Le président ougandais Yoweri Musevini a annoncé, le 4 juillet, sur sa page Facebook, son intention de taxer les messageries en ligne : Messenger, WhatsApp, Twitter et autres Skype. Si on lui reproche de vouloir avant tout mieux contrôler ces espaces d’expression, il n’est pas le seul chef d’État africain à réfléchir au moyen d’imposer les géants d’Internet conformément à leurs revenus.
Réflexion balbutiante, certes, mais largement nourrie par celle, plus avancée, des Européens, qui entendent taxer entre 2 % et 5 % les bénéfices dégagés par les Gafam et quelques autres (Airbnb, Netflix, Uber et consorts), qui, en délocalisant leurs sièges sociaux dans des pays où la fiscalité est (très) avantageuse, réussissent à échapper à la règle de la territorialité de la transaction.
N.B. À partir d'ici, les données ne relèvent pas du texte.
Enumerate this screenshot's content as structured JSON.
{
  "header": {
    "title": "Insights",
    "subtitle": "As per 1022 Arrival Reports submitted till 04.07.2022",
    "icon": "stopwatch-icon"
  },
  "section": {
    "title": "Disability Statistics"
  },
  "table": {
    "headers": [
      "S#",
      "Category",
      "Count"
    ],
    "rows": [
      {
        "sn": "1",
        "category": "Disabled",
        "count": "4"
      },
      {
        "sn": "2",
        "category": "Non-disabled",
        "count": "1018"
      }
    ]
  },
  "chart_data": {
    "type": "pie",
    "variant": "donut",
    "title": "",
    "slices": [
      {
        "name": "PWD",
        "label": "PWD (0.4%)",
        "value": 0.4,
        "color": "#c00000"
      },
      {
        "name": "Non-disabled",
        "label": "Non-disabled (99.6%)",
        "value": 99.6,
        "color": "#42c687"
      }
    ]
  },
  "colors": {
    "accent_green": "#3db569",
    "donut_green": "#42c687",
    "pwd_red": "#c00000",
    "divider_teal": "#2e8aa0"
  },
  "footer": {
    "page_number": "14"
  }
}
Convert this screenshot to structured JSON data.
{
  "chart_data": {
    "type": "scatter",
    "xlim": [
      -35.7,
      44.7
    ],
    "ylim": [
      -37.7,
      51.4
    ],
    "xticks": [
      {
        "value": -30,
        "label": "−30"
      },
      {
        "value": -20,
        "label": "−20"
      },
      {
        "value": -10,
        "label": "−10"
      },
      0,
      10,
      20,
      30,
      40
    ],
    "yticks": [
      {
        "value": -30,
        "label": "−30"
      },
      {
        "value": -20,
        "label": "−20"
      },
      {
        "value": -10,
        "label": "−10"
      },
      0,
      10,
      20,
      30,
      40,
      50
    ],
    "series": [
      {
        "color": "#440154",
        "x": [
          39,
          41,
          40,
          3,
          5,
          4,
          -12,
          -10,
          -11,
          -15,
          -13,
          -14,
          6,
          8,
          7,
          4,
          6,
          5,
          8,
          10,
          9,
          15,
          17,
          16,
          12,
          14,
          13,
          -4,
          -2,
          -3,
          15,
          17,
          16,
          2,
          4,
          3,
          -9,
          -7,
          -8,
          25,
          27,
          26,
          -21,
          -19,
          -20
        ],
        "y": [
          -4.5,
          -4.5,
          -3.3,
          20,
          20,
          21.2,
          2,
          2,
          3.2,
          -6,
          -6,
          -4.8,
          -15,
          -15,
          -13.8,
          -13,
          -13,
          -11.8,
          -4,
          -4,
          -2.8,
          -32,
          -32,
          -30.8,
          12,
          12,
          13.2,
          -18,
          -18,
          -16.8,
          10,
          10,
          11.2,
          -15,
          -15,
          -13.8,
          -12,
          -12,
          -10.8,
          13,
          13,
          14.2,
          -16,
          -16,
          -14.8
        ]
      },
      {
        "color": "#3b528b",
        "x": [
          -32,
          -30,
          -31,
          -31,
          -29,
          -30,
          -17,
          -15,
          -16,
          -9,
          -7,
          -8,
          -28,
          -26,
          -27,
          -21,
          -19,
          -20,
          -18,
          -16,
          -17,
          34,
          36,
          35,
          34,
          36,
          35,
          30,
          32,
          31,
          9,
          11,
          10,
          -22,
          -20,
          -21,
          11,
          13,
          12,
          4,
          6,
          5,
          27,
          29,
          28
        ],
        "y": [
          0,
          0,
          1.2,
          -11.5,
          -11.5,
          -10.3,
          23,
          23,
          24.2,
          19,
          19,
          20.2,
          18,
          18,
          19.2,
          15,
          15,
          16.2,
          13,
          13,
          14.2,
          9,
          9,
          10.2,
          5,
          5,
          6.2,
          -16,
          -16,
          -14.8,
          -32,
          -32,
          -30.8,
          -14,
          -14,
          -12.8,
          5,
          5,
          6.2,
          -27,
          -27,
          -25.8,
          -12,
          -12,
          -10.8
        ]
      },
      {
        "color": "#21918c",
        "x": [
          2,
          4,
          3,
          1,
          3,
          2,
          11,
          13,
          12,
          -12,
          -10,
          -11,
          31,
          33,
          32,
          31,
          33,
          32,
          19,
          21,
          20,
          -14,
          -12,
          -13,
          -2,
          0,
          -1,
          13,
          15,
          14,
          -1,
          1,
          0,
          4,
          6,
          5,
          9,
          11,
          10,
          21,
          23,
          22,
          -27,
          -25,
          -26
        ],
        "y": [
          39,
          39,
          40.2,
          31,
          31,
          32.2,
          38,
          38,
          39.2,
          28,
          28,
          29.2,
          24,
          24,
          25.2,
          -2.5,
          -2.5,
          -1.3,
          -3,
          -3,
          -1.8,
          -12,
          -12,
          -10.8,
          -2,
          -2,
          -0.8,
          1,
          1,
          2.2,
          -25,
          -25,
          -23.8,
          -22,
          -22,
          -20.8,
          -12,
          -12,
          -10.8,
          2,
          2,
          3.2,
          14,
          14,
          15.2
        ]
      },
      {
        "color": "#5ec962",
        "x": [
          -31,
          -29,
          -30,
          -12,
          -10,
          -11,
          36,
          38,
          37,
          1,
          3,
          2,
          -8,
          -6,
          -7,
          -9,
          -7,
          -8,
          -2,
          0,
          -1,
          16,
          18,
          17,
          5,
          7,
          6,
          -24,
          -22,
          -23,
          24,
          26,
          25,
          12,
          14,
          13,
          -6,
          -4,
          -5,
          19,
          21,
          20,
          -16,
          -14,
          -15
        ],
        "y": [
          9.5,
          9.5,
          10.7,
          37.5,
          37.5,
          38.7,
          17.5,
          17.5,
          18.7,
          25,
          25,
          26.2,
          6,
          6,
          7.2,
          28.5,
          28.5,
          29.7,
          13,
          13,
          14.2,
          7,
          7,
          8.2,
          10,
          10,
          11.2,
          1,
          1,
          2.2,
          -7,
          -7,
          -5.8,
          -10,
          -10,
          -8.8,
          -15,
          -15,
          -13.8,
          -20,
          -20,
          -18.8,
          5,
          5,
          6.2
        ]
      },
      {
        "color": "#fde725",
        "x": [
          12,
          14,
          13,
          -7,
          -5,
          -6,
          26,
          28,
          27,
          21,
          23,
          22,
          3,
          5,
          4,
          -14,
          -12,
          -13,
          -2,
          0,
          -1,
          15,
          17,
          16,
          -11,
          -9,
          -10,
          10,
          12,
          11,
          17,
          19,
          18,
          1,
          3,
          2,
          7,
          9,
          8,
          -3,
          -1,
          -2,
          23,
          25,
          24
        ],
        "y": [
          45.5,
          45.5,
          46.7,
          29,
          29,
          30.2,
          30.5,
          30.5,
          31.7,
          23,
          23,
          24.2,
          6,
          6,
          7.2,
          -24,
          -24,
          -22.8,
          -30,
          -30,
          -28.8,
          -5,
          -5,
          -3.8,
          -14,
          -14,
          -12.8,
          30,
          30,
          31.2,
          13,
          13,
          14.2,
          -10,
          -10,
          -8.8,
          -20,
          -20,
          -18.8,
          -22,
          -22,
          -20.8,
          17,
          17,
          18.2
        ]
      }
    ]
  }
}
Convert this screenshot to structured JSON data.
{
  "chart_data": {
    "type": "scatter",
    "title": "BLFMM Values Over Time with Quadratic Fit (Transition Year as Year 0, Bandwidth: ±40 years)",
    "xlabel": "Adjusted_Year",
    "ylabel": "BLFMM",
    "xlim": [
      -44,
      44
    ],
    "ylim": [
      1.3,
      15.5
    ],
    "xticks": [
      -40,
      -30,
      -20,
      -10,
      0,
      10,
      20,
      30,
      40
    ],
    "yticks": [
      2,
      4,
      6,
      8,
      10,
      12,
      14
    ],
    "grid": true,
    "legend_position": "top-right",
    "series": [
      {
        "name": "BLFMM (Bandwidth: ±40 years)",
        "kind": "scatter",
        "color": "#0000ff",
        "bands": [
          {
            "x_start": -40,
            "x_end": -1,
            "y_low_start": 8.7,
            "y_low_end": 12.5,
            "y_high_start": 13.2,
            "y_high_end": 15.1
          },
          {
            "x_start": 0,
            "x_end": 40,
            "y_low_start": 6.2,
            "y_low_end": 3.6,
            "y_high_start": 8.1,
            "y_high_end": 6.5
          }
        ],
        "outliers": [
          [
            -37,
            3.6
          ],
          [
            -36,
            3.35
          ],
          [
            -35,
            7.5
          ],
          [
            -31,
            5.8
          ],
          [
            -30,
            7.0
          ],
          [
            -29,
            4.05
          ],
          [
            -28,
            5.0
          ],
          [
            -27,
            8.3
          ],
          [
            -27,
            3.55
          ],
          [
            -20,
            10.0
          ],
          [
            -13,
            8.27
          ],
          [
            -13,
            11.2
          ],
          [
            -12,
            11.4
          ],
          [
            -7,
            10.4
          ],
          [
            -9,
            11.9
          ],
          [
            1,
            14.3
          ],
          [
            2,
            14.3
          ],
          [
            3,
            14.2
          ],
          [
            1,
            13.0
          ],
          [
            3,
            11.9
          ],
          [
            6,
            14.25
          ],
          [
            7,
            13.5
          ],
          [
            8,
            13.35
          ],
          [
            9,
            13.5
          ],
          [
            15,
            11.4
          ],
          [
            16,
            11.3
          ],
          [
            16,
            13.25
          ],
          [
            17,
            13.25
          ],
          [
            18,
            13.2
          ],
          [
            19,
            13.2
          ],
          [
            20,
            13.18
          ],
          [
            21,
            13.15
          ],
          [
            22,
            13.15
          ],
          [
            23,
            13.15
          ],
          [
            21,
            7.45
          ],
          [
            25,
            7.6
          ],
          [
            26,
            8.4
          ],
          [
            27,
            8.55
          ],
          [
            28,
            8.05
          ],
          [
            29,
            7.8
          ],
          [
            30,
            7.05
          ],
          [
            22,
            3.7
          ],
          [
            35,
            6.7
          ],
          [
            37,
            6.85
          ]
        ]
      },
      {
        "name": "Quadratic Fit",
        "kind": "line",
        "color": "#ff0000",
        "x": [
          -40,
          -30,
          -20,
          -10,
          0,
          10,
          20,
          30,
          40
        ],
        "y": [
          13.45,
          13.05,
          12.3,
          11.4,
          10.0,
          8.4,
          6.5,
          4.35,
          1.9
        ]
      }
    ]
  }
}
Cette optimisation fiscale a, par exemple, permis à Facebook de ne payer en 2017 au fisc français que 1,9 million d’euros, pour un chiffre d’affaires déclaré de 55,9 millions d’euros. Or celui-ci serait en réalité proche de 800 millions d’euros. Ce qui signifie que Facebook aurait dû payer environ 120 millions d’euros d’impôt.
La publicité est de loin notre principale source de revenus en Afrique du Sud
En Afrique, il est difficile d’évaluer avec précision les revenus de ces sociétés, qui sont sans doute sensiblement inférieurs à ceux obtenus en Europe. Sur le continent, comme partout ailleurs, Google, Facebook et les autres veillent à la rentabilité de leurs activités. L’an dernier, Luke Mckend, le responsable de la filiale sud-africaine de Google, rappelait ainsi à Jeune Afrique, l’importance de la publicité dans la stratégie du groupe sur le continent. « C’est de loin notre principale source de revenus en Afrique du Sud », ajoutait-il.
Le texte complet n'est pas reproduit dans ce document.